France | France, Cour administrative d'appel de Lyon, 5ème chambre b - formation à 3, 14 janvier 2019, 18LY03468


Vu la procédure suivante :

Procédure contentieuse antérieure

M. A... B... a demandé au président du tribunal administratif de Dijon d'annuler l'arrêté du préfet de Saône-et-Loire du 13 juillet 2018 ordonnant son transfert aux autorités suédoises pour l'examen de sa demande d'asile.

Par un jugement n° 1801881 du 10 août 2018, le président du tribunal administratif de Dijon a annulé cette décision.

Procédure devant la cour

Par une requête enregistrée le 12 septembre 2018, le préfet de Saône-et-Loire demande à la cour :

1°) d'annule

r ce jugement du président du tribunal administratif de Dijon du 10 août 2018 ;

2°) de rejeter la demande...

Vu la procédure suivante :

Procédure contentieuse antérieure

M. A... B... a demandé au président du tribunal administratif de Dijon d'annuler l'arrêté du préfet de Saône-et-Loire du 13 juillet 2018 ordonnant son transfert aux autorités suédoises pour l'examen de sa demande d'asile.

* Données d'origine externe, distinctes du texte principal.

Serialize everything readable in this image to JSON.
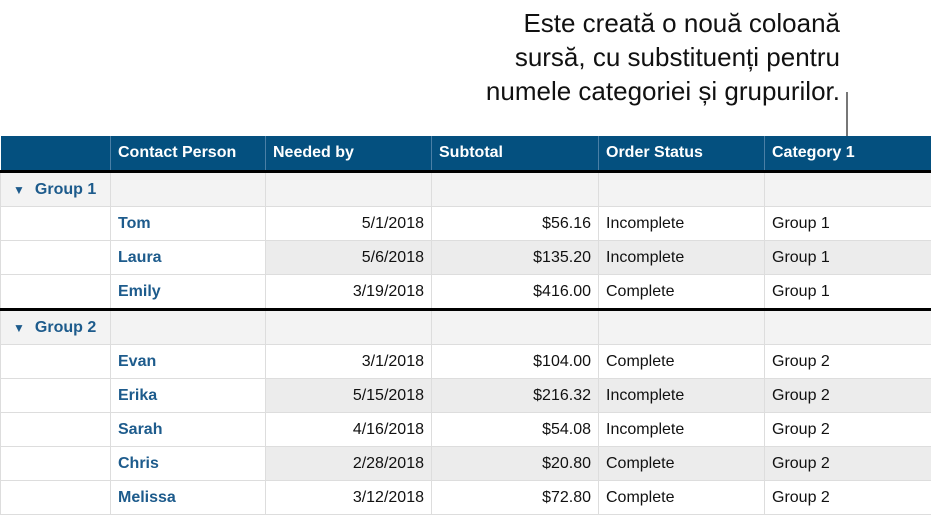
{
  "callout": {
    "lines": [
      "Este creată o nouă coloană",
      "sursă, cu substituenți pentru",
      "numele categoriei și grupurilor."
    ]
  },
  "table": {
    "headers": [
      "",
      "Contact Person",
      "Needed by",
      "Subtotal",
      "Order Status",
      "Category 1"
    ],
    "groups": [
      {
        "label": "Group 1",
        "rows": [
          {
            "contact": "Tom",
            "needed": "5/1/2018",
            "subtotal": "$56.16",
            "status": "Incomplete",
            "category": "Group 1"
          },
          {
            "contact": "Laura",
            "needed": "5/6/2018",
            "subtotal": "$135.20",
            "status": "Incomplete",
            "category": "Group 1"
          },
          {
            "contact": "Emily",
            "needed": "3/19/2018",
            "subtotal": "$416.00",
            "status": "Complete",
            "category": "Group 1"
          }
        ]
      },
      {
        "label": "Group 2",
        "rows": [
          {
            "contact": "Evan",
            "needed": "3/1/2018",
            "subtotal": "$104.00",
            "status": "Complete",
            "category": "Group 2"
          },
          {
            "contact": "Erika",
            "needed": "5/15/2018",
            "subtotal": "$216.32",
            "status": "Incomplete",
            "category": "Group 2"
          },
          {
            "contact": "Sarah",
            "needed": "4/16/2018",
            "subtotal": "$54.08",
            "status": "Incomplete",
            "category": "Group 2"
          },
          {
            "contact": "Chris",
            "needed": "2/28/2018",
            "subtotal": "$20.80",
            "status": "Complete",
            "category": "Group 2"
          },
          {
            "contact": "Melissa",
            "needed": "3/12/2018",
            "subtotal": "$72.80",
            "status": "Complete",
            "category": "Group 2"
          }
        ]
      }
    ]
  },
  "colors": {
    "header_bg": "#04507f",
    "name_text": "#1d5b8c"
  }
}
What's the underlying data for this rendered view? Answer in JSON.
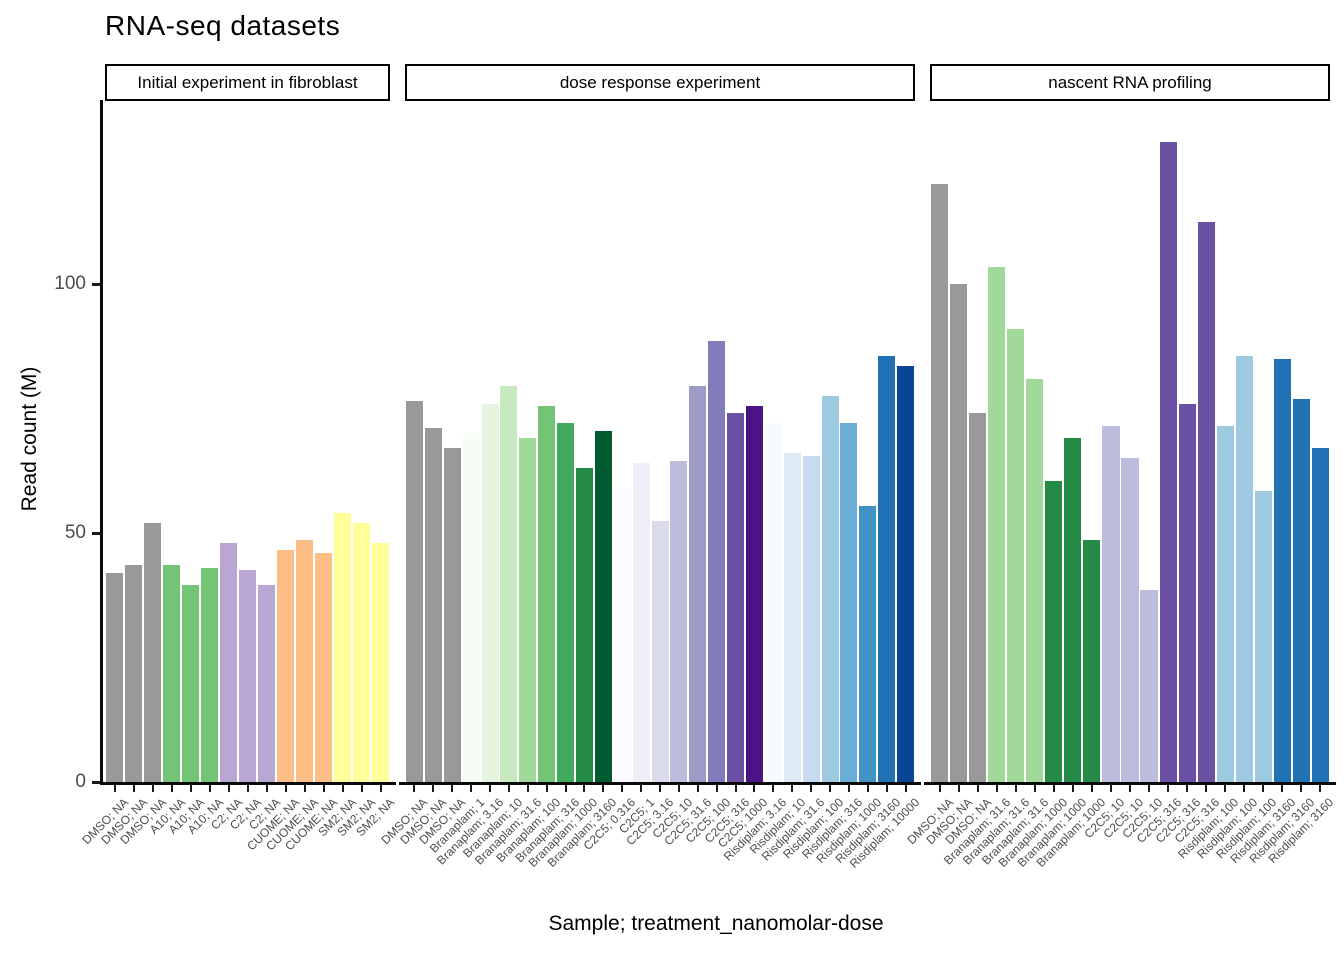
{
  "title": "RNA-seq datasets",
  "chart_data": {
    "type": "bar",
    "title": "RNA-seq datasets",
    "xlabel": "Sample; treatment_nanomolar-dose",
    "ylabel": "Read count (M)",
    "ylim": [
      0,
      137
    ],
    "y_ticks": [
      0,
      50,
      100
    ],
    "grid": false,
    "legend": "none",
    "axis_text_color": "#4D4D4D",
    "axis_line_color": "#0a0a0a",
    "facets": [
      {
        "label": "Initial experiment in fibroblast",
        "bars": [
          {
            "label": "DMSO; NA",
            "value": 42,
            "color": "#999999"
          },
          {
            "label": "DMSO; NA",
            "value": 43.5,
            "color": "#999999"
          },
          {
            "label": "DMSO; NA",
            "value": 52,
            "color": "#999999"
          },
          {
            "label": "A10; NA",
            "value": 43.5,
            "color": "#74C476"
          },
          {
            "label": "A10; NA",
            "value": 39.5,
            "color": "#74C476"
          },
          {
            "label": "A10; NA",
            "value": 43,
            "color": "#74C476"
          },
          {
            "label": "C2; NA",
            "value": 48,
            "color": "#B9A7D3"
          },
          {
            "label": "C2; NA",
            "value": 42.5,
            "color": "#B9A7D3"
          },
          {
            "label": "C2; NA",
            "value": 39.5,
            "color": "#B9A7D3"
          },
          {
            "label": "CUOME; NA",
            "value": 46.5,
            "color": "#FDBE85"
          },
          {
            "label": "CUOME; NA",
            "value": 48.5,
            "color": "#FDBE85"
          },
          {
            "label": "CUOME; NA",
            "value": 46,
            "color": "#FDBE85"
          },
          {
            "label": "SM2; NA",
            "value": 54,
            "color": "#FFFF99"
          },
          {
            "label": "SM2; NA",
            "value": 52,
            "color": "#FFFF99"
          },
          {
            "label": "SM2; NA",
            "value": 48,
            "color": "#FFFF99"
          }
        ]
      },
      {
        "label": "dose response experiment",
        "bars": [
          {
            "label": "DMSO; NA",
            "value": 76.5,
            "color": "#999999"
          },
          {
            "label": "DMSO; NA",
            "value": 71,
            "color": "#999999"
          },
          {
            "label": "DMSO; NA",
            "value": 67,
            "color": "#999999"
          },
          {
            "label": "Branaplam; 1",
            "value": 70,
            "color": "#F7FCF5"
          },
          {
            "label": "Branaplam; 3.16",
            "value": 76,
            "color": "#E5F5E0"
          },
          {
            "label": "Branaplam; 10",
            "value": 79.5,
            "color": "#C7E9C0"
          },
          {
            "label": "Branaplam; 31.6",
            "value": 69,
            "color": "#A1D99B"
          },
          {
            "label": "Branaplam; 100",
            "value": 75.5,
            "color": "#74C476"
          },
          {
            "label": "Branaplam; 316",
            "value": 72,
            "color": "#41AB5D"
          },
          {
            "label": "Branaplam; 1000",
            "value": 63,
            "color": "#238B45"
          },
          {
            "label": "Branaplam; 3160",
            "value": 70.5,
            "color": "#005A32"
          },
          {
            "label": "C2C5; 0.316",
            "value": 59,
            "color": "#FCFBFD"
          },
          {
            "label": "C2C5; 1",
            "value": 64,
            "color": "#EFEDF5"
          },
          {
            "label": "C2C5; 3.16",
            "value": 52.5,
            "color": "#DADAEB"
          },
          {
            "label": "C2C5; 10",
            "value": 64.5,
            "color": "#BCBDDC"
          },
          {
            "label": "C2C5; 31.6",
            "value": 79.5,
            "color": "#9E9AC8"
          },
          {
            "label": "C2C5; 100",
            "value": 88.5,
            "color": "#807DBA"
          },
          {
            "label": "C2C5; 316",
            "value": 74,
            "color": "#6A51A3"
          },
          {
            "label": "C2C5; 1000",
            "value": 75.5,
            "color": "#4A1486"
          },
          {
            "label": "Risdiplam; 3.16",
            "value": 72,
            "color": "#F7FBFF"
          },
          {
            "label": "Risdiplam; 10",
            "value": 66,
            "color": "#DEEBF7"
          },
          {
            "label": "Risdiplam; 31.6",
            "value": 65.5,
            "color": "#C6DBEF"
          },
          {
            "label": "Risdiplam; 100",
            "value": 77.5,
            "color": "#9ECAE1"
          },
          {
            "label": "Risdiplam; 316",
            "value": 72,
            "color": "#6BAED6"
          },
          {
            "label": "Risdiplam; 1000",
            "value": 55.5,
            "color": "#4292C6"
          },
          {
            "label": "Risdiplam; 3160",
            "value": 85.5,
            "color": "#2171B5"
          },
          {
            "label": "Risdiplam; 10000",
            "value": 83.5,
            "color": "#084594"
          }
        ]
      },
      {
        "label": "nascent RNA profiling",
        "bars": [
          {
            "label": "DMSO; NA",
            "value": 120,
            "color": "#999999"
          },
          {
            "label": "DMSO; NA",
            "value": 100,
            "color": "#999999"
          },
          {
            "label": "DMSO; NA",
            "value": 74,
            "color": "#999999"
          },
          {
            "label": "Branaplam; 31.6",
            "value": 103.5,
            "color": "#A1D99B"
          },
          {
            "label": "Branaplam; 31.6",
            "value": 91,
            "color": "#A1D99B"
          },
          {
            "label": "Branaplam; 31.6",
            "value": 81,
            "color": "#A1D99B"
          },
          {
            "label": "Branaplam; 1000",
            "value": 60.5,
            "color": "#238B45"
          },
          {
            "label": "Branaplam; 1000",
            "value": 69,
            "color": "#238B45"
          },
          {
            "label": "Branaplam; 1000",
            "value": 48.5,
            "color": "#238B45"
          },
          {
            "label": "C2C5; 10",
            "value": 71.5,
            "color": "#BCBDDC"
          },
          {
            "label": "C2C5; 10",
            "value": 65,
            "color": "#BCBDDC"
          },
          {
            "label": "C2C5; 10",
            "value": 38.5,
            "color": "#BCBDDC"
          },
          {
            "label": "C2C5; 316",
            "value": 128.5,
            "color": "#6A51A3"
          },
          {
            "label": "C2C5; 316",
            "value": 76,
            "color": "#6A51A3"
          },
          {
            "label": "C2C5; 316",
            "value": 112.5,
            "color": "#6A51A3"
          },
          {
            "label": "Risdiplam; 100",
            "value": 71.5,
            "color": "#9ECAE1"
          },
          {
            "label": "Risdiplam; 100",
            "value": 85.5,
            "color": "#9ECAE1"
          },
          {
            "label": "Risdiplam; 100",
            "value": 58.5,
            "color": "#9ECAE1"
          },
          {
            "label": "Risdiplam; 3160",
            "value": 85,
            "color": "#2171B5"
          },
          {
            "label": "Risdiplam; 3160",
            "value": 77,
            "color": "#2171B5"
          },
          {
            "label": "Risdiplam; 3160",
            "value": 67,
            "color": "#2171B5"
          }
        ]
      }
    ]
  }
}
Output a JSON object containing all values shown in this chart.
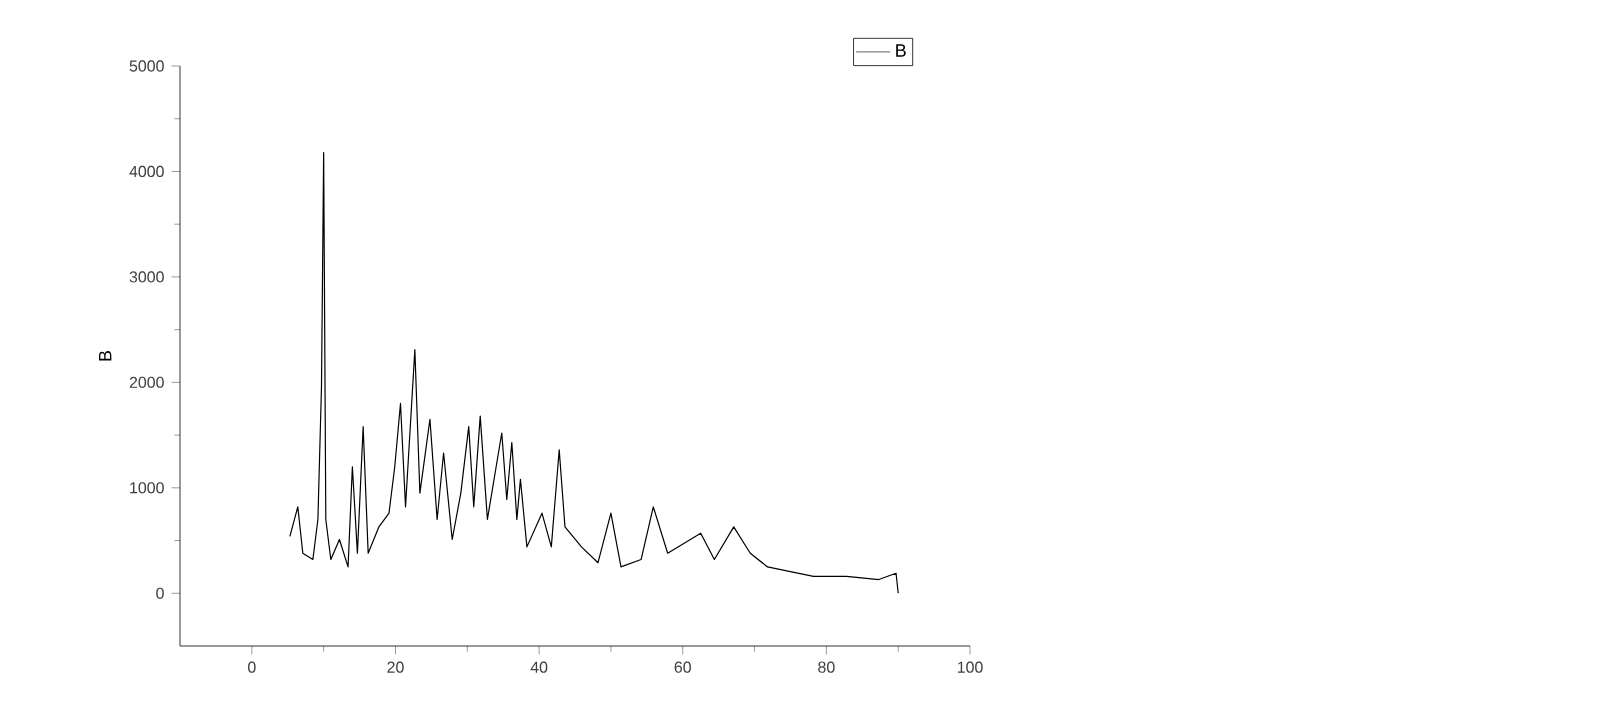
{
  "chart_data": {
    "type": "line",
    "ylabel": "B",
    "xlim": [
      -10,
      100
    ],
    "ylim": [
      -500,
      5000
    ],
    "xticks": [
      0,
      20,
      40,
      60,
      80,
      100
    ],
    "yticks": [
      0,
      1000,
      2000,
      3000,
      4000,
      5000
    ],
    "legend": "top",
    "grid": false,
    "marker": "none",
    "line_style": "solid",
    "series": [
      {
        "name": "B",
        "color": "#000000",
        "x": [
          5.3,
          6.4,
          7.1,
          8.5,
          9.2,
          9.7,
          10.0,
          10.3,
          11.0,
          12.2,
          13.4,
          14.0,
          14.7,
          15.5,
          16.2,
          17.7,
          19.1,
          19.9,
          20.7,
          21.4,
          22.7,
          23.4,
          24.8,
          25.8,
          26.7,
          27.9,
          29.1,
          30.2,
          30.9,
          31.8,
          32.8,
          34.8,
          35.5,
          36.2,
          36.9,
          37.4,
          38.3,
          40.4,
          41.7,
          42.8,
          43.6,
          45.9,
          48.2,
          50.0,
          51.4,
          54.2,
          55.9,
          57.9,
          62.5,
          64.4,
          67.1,
          69.4,
          71.8,
          78.2,
          82.8,
          87.3,
          89.7,
          90.0
        ],
        "values": [
          540,
          820,
          380,
          320,
          700,
          1960,
          4180,
          700,
          320,
          510,
          250,
          1200,
          380,
          1580,
          380,
          630,
          760,
          1200,
          1800,
          820,
          2310,
          950,
          1650,
          700,
          1330,
          510,
          950,
          1580,
          820,
          1680,
          700,
          1520,
          890,
          1430,
          700,
          1080,
          440,
          760,
          440,
          1360,
          630,
          440,
          290,
          760,
          250,
          320,
          820,
          380,
          570,
          320,
          630,
          380,
          250,
          160,
          160,
          130,
          190,
          0
        ]
      }
    ]
  }
}
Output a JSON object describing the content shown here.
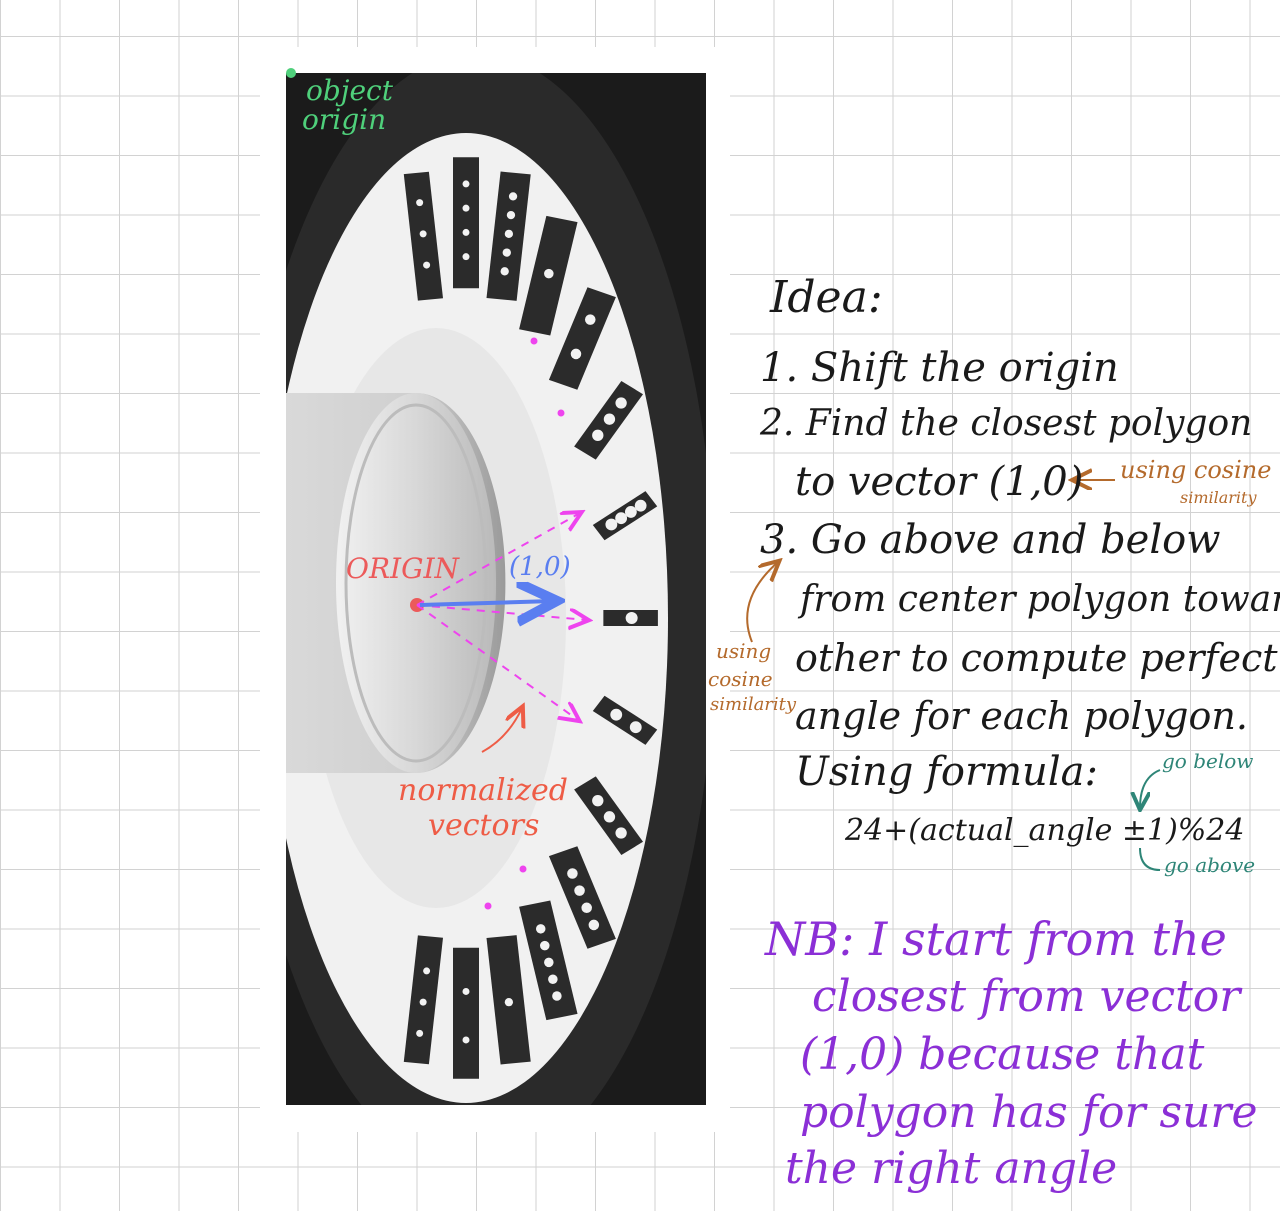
{
  "photo_notes": {
    "object_origin": [
      "object",
      "origin"
    ],
    "origin_label": "ORIGIN",
    "vector_label": "(1,0)",
    "normalized_vectors": [
      "normalized",
      "vectors"
    ]
  },
  "idea_notes": {
    "title": "Idea:",
    "step1": "1. Shift the origin",
    "step2_line1": "2. Find the closest polygon",
    "step2_line2": "to vector (1,0)",
    "step2_annotation": [
      "using cosine",
      "similarity"
    ],
    "step3_line1": "3. Go above and below",
    "step3_line2": "from center polygon toward",
    "step3_line3": "other to compute perfect",
    "step3_line4": "angle for each polygon.",
    "step3_line5": "Using formula:",
    "formula": "24+(actual_angle ±1)%24",
    "formula_above_note": "go below",
    "formula_below_note": "go above",
    "left_annotation": [
      "using",
      "cosine",
      "similarity"
    ]
  },
  "nb_note": {
    "line1": "NB: I start from the",
    "line2": "closest from vector",
    "line3": "(1,0) because that",
    "line4": "polygon has for sure",
    "line5": "the right angle"
  },
  "colors": {
    "object_origin": "#4fd07b",
    "origin": "#ec5a5a",
    "vector": "#5a7ef0",
    "normalized": "#ee5c46",
    "dashed_arrows": "#ee44ee",
    "cosine_note": "#b46a2c",
    "teal_note": "#2e8577",
    "nb": "#8b2fd6"
  }
}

Par un jugement n° 1801881 du 10 août 2018, le président du tribunal administratif de Dijon a annulé cette décision.

Procédure devant la cour

Par une requête enregistrée le 12 septembre 2018, le préfet de Saône-et-Loire demande à la cour :

1°) d'annuler ce jugement du président du tribunal administratif de Dijon du 10 août 2018 ;

2°) de rejeter la demande de M. B... devant le président du tribunal administratif.

Il soutient que, contrairement à ce qu'a estimé le premier juge, la réalité de la saisine des autorités suédoises est établie.

Par un mémoire enregistré le 26 octobre 2018, M. B..., représenté par Me Rothdiener, avocat, conclut :

- au rejet de la requête ;

- à ce qu'il soit enjoint au préfet de Saône-et-Loire de lui délivrer une attestation de demande d'asile " procédure normale " ou, à défaut, de réexaminer sa situation, dans un délai de quinze jours à compter de la notification de l'arrêt à intervenir, sous astreinte de 150 euros par jour de retard ;

- à la mise à la charge de l'État du paiement à son conseil d'une somme de 1 500 euros au titre de l'article 37 de la loi du 10 juillet 1991.

Il soutient que:

- le moyen invoqué par le préfet est infondé en l'absence de justification de la réalité de la saisine des autorités suédoises ;

- la décision en litige méconnaît les articles 4, 5 et 17 du règlement (UE) n° 604/2013 du 26 juin 2013, l'article 3 de la convention européenne de sauvegarde des droits de l'homme et des libertés fondamentales et l'article 4 de la Charte des droits fondamentaux de l'Union européenne.

M. B... a été admis au bénéfice de l'aide juridictionnelle totale par une décision du 14 novembre 2018.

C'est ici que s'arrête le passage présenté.